Именно так, без пленки, сперва и учился Федя работать с аппаратом: не дергать им при съемке, выбирать нужный кадр, определять по экспонометру диафрагму в крошечном, похожем на капельку объективе. А еще – переключать скорости, перезаряжать кассеты, плавно вести камеру при съемке панорамы и учитывать хитрое явление под названием "параллакс" – то есть высоту видоискателя над объективом…
Пробную ленту Оля разрешила Феде снять лишь через два дня. И проявила ее сама, попутно объясняя, какие для чего растворы; их было целых пять! Конечно, Федя израсходовал первую пленку на что попало. Но Оля снисходительно заметила, что для начала получилось неплохо. А про одну сценку – где малышня в детсаду сидит на изгороди и перекидывается мячиком – даже сказала, что, может быть, пригодится для фильма.
– А теперь тебе надо научиться проявлять пленку.
Будь она неладна, эта пленка. Чтобы проявить, надо сперва зарядить ее в бачок. Намотать в полной темноте десять метров капризной скользкой ленты на катушку с тонкой спиралью. И чтобы краешек нигде не выскочил из пазов этой спирали, а то эмульсия слипнется – и прощай, отснятый материал!

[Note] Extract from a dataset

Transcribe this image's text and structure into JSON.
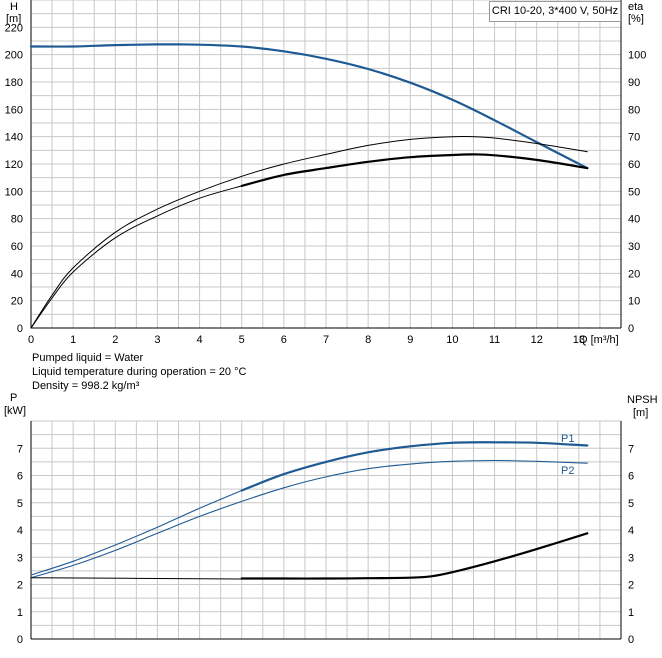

Они запирались в кирпичном, без единой щели гараже, и Оля в кромешной мгле подавала советы не спешить и сохранять спокойствие, а Федя поминал столько чертей, что такого количества не нашлось бы во всей преисподней, и тихо рычал. Потому что пленка не хотела вставляться в резьбу бачковой улитки, моток выскакивал из ладоней, лента шелестящей кучей вспухала на полу, щекочуще опутывала ноги, и нельзя было переступить. Под ногами тут же захрустит…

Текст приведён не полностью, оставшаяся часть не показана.